第117話 アルメスの夜


 リディアの紹介の宿は高級そうな感じで、三人でキョロキョロしてしまった。


「こんな高そうな宿は初めてだぜ。」


 アイシャもメイちゃんも驚いている。


 ちなみに部屋は二部屋。

 現在の宿の宿泊状況の関係で、二人部屋を二部屋とった。


 最初アイシャは一部屋で良いって言ってたけど、僕の拒否と、頑なに一部屋を認めないリディアにより、二部屋となった。


 残念とか思ってないよ。

 本当だよ。


 食事は部屋でも食べられたけど、折角だから宿の食堂でアイシャとメイちゃんと一緒に食べた。


 そして事件はその後起きた。


 アイシャとメイちゃんが僕の部屋で寝るって言い張っている!!


「つがい同士で部屋を共にするのは当然だ!いいじゃねぇか!!なんにもしねぇって!・・・ボソッ(寝る時はいつも服着ねえけどな。)」

「そうだよお兄さん!メイ達を信じて!!仲間だったらいつも一緒に居なきゃ駄目なんだよ!お母さんがそう言ってた!!・・・ボソッ(好きな人が出来たら絶対離れず隙を見て既成事実を作れって)」


 駄目だってば!

 僕は強引にアイシャ達を二人の部屋に押し込み自分の部屋に入る。


 そして外から結界を張った。


 これで、朝まで外には出られないだろう。

 トイレは部屋にあるし大丈夫だろう・・・多分。


 なんかアイシャとメイちゃんが最後ぼそぼそ言ってたけどなんだろう?


 そして翌朝、いつもどおり日の出前に起きて、部屋の中で、八極拳の套路をなぞる。

 套路というのは空手なんかで言う型だね。

 

 震脚をするので、部屋に結界を張り、床が抜けたり音が漏れないようにする。

 一汗かいた後に結界を解き、濡れた布で身体を拭いていると、ドアがノックされる。


 Tシャツを来てドアを開けるとそこにはアイシャとメイちゃんが居た。

 ムスッとしていたので、


「おはよう。どうしたの?」

「どうしたもこうしたもねぇ。部屋から出れねえようにしたのリョウマだろ?折角のチャンスが台無しだぜ。」

「お兄さん酷い。」


 メイちゃんほっぺがぱんぱんである。

 つついていいかな?


 それよりご飯にいこう、と誘ってみると、二人はお腹が空いていたようで、おとなしく付いてきた。

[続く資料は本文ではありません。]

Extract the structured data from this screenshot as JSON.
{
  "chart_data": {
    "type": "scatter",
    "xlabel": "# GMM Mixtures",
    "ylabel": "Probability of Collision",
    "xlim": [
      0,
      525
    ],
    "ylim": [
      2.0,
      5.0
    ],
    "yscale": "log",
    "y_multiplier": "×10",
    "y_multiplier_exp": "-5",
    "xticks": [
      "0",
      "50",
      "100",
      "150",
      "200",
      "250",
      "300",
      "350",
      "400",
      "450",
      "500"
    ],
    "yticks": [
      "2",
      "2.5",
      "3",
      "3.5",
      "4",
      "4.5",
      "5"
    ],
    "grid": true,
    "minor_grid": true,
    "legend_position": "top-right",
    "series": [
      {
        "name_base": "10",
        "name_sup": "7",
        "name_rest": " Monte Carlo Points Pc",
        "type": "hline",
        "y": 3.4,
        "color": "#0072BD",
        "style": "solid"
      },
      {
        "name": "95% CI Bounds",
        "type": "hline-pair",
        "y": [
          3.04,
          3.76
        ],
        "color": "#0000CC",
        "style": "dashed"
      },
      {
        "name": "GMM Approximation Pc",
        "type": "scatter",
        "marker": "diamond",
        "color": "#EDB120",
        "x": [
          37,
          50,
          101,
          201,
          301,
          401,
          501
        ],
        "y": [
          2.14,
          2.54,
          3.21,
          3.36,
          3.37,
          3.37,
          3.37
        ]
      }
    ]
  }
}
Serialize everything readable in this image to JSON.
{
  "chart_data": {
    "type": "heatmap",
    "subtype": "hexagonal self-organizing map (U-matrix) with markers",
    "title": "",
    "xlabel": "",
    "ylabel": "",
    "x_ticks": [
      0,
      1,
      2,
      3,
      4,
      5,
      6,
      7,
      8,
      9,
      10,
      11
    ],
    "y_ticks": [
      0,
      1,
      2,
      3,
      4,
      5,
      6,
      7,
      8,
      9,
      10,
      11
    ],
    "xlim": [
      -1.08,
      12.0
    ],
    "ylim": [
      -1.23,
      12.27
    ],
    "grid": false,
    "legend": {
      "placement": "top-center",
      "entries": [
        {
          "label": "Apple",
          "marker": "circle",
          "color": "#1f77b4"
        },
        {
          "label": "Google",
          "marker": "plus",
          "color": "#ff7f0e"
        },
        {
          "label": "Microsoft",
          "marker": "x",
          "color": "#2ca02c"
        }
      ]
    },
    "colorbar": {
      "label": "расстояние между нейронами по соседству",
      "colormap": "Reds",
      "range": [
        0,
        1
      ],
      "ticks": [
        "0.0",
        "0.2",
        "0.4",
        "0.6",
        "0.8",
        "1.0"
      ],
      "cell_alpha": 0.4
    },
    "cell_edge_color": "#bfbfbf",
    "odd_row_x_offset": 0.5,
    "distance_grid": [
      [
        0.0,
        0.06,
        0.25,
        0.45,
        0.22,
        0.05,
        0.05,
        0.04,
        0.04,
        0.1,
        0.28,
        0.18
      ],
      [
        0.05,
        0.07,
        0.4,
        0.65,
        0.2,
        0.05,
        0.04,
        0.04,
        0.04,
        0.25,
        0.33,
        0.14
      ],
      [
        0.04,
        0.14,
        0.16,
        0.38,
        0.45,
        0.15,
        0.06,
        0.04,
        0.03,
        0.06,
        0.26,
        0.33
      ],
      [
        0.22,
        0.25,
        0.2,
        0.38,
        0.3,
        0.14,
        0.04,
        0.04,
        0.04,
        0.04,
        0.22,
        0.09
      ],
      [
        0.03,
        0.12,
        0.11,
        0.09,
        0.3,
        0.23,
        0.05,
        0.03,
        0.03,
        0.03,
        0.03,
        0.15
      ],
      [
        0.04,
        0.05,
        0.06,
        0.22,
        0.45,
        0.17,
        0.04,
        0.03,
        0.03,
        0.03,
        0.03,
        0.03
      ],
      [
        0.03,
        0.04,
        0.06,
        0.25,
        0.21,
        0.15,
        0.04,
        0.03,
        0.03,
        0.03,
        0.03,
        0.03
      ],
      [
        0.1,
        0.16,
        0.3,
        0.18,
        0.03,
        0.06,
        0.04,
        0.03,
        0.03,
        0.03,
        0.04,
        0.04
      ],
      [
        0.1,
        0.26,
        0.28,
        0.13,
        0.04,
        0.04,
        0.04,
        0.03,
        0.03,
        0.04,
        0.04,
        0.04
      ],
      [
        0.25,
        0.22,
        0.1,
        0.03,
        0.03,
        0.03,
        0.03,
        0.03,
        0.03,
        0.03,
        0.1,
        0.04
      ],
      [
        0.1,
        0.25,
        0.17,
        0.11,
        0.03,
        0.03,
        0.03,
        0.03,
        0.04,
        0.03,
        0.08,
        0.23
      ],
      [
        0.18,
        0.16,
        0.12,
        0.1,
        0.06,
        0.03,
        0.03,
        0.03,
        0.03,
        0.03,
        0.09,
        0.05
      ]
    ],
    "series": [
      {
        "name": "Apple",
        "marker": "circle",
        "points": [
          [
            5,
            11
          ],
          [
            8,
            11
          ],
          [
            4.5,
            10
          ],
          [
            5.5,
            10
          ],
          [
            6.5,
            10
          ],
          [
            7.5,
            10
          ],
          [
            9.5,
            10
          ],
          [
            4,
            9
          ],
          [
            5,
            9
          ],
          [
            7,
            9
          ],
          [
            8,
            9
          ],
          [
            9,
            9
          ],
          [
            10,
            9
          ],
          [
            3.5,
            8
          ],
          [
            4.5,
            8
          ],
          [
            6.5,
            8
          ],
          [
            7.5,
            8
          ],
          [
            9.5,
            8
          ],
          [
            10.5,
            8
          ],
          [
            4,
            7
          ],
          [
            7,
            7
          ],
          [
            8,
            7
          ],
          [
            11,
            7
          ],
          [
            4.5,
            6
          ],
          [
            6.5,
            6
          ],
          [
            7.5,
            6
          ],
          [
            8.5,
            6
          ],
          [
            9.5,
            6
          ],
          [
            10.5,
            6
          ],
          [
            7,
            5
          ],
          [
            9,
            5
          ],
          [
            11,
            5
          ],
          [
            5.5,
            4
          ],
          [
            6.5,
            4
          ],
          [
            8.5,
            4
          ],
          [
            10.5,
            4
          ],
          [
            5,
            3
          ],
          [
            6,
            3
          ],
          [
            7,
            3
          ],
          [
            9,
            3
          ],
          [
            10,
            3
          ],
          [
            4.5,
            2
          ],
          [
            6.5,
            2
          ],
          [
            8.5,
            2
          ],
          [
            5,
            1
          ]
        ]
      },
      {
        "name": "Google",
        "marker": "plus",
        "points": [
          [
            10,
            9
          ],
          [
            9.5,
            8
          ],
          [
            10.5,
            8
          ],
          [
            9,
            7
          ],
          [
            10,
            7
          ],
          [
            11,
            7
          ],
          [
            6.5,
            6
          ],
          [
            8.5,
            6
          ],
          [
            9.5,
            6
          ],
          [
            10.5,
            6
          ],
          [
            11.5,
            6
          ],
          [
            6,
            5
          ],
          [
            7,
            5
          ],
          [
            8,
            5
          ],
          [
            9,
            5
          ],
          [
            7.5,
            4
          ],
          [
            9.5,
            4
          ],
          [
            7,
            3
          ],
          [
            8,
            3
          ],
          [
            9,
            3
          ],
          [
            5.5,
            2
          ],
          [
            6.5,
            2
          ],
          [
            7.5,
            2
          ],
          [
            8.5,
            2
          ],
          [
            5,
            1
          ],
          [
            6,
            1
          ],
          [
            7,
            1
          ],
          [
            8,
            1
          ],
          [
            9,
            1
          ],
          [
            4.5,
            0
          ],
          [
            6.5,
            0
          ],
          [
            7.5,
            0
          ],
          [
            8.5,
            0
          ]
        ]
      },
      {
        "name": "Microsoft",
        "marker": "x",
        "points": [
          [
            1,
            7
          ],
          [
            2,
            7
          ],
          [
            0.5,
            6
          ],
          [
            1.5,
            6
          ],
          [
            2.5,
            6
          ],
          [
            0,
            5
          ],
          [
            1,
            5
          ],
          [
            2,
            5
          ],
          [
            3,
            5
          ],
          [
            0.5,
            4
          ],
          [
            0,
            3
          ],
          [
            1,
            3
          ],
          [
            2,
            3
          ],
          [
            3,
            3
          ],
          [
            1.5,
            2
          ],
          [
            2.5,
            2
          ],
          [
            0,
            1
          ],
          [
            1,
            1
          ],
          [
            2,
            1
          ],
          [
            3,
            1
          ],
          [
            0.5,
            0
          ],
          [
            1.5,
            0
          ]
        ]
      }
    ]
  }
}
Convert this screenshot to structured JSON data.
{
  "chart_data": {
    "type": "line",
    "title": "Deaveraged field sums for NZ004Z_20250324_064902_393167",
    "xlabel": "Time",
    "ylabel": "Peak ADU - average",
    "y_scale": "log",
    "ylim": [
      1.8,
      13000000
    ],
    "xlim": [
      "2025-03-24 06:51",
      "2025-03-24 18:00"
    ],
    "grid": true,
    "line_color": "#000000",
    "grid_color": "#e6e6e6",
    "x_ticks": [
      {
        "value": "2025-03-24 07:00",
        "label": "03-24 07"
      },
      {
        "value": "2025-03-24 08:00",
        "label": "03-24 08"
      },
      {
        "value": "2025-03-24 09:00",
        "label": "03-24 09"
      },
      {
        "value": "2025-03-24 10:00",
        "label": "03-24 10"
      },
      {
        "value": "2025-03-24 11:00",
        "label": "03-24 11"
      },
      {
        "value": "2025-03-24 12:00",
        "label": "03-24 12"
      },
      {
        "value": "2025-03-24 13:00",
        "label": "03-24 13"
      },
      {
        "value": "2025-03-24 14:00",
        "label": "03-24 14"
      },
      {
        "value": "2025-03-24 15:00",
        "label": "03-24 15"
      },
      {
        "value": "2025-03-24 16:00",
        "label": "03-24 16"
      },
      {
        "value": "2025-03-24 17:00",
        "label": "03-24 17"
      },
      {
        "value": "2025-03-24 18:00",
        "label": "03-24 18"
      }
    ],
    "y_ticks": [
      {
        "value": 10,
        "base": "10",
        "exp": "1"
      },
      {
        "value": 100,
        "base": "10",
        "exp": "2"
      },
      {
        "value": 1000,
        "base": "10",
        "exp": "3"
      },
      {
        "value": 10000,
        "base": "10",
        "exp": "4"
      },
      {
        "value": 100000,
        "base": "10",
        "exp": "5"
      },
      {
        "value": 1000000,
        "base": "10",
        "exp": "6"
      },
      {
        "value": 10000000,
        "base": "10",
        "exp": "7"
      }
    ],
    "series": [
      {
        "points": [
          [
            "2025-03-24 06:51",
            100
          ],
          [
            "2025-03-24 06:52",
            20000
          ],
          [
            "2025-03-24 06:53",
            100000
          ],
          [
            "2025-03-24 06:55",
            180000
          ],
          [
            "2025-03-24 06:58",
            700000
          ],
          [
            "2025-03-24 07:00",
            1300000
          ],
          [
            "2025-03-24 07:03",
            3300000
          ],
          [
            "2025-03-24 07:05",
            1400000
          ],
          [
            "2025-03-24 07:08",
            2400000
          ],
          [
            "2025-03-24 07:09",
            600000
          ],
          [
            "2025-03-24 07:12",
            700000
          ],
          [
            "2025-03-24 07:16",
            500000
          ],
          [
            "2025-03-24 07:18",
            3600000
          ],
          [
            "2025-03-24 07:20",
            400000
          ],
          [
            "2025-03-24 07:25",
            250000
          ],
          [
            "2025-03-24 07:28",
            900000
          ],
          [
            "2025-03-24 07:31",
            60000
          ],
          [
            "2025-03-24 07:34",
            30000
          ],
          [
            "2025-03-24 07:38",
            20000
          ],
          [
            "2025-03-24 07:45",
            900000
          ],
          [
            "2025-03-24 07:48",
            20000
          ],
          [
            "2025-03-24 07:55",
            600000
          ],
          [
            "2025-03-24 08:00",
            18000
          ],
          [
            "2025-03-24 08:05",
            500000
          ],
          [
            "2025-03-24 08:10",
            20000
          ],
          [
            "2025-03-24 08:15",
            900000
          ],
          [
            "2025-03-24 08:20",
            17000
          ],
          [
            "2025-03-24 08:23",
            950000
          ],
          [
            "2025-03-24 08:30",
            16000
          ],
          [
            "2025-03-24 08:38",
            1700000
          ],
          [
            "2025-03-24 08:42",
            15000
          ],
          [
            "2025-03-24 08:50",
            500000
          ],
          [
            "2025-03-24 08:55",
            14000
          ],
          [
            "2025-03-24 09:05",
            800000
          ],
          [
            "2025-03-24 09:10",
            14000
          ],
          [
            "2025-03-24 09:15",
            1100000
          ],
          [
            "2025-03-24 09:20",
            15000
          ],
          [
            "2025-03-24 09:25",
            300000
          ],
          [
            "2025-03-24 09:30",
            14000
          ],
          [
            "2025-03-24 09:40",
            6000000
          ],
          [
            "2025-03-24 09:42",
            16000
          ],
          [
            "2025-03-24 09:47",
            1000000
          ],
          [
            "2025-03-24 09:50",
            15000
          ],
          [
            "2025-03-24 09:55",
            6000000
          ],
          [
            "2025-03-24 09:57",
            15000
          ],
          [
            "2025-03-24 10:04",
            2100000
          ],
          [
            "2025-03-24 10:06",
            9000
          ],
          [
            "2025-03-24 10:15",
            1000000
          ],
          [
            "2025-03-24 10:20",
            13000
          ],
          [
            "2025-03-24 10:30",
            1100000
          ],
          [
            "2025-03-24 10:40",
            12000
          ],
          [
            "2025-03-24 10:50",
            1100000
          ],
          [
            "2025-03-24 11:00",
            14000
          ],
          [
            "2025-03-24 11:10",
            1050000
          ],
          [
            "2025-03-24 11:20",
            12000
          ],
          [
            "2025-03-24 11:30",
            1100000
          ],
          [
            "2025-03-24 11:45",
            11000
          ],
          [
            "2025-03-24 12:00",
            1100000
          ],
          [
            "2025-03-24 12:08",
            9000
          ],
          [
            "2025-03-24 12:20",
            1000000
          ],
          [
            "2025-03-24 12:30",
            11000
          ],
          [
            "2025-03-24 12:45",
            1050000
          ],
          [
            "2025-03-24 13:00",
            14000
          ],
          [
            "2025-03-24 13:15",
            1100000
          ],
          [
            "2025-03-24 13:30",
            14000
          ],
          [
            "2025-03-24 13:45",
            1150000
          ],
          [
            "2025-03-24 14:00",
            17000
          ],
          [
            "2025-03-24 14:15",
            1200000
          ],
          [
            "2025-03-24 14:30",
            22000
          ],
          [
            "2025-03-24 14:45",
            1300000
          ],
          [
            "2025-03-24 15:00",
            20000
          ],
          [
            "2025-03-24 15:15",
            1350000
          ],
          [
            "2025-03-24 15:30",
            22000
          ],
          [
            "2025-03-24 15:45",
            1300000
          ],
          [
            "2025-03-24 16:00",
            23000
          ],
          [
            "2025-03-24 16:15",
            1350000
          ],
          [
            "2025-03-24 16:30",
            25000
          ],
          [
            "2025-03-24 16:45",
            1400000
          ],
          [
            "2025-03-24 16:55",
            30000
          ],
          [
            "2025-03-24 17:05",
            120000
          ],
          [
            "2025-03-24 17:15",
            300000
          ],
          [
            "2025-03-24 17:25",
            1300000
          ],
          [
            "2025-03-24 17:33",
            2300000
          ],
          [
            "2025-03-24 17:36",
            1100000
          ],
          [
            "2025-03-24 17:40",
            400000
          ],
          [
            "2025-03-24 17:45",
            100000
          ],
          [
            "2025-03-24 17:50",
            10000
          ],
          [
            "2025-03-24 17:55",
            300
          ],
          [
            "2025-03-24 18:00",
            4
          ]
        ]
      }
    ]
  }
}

 食堂でご飯を食べると、その頃には二人の機嫌は完全に治っていた。


「おはようございます。」

「おはよう。」


 そこに、リディアとグレイスがやってきた。

 挨拶を返す僕たち。


「色々聞きたいこともありますが、とりあえず準備ができ次第我が家へむかいましょう。お父様にお待ちいただいています。」


 そして各自準備を整えて、リディアの家に出発したのだった。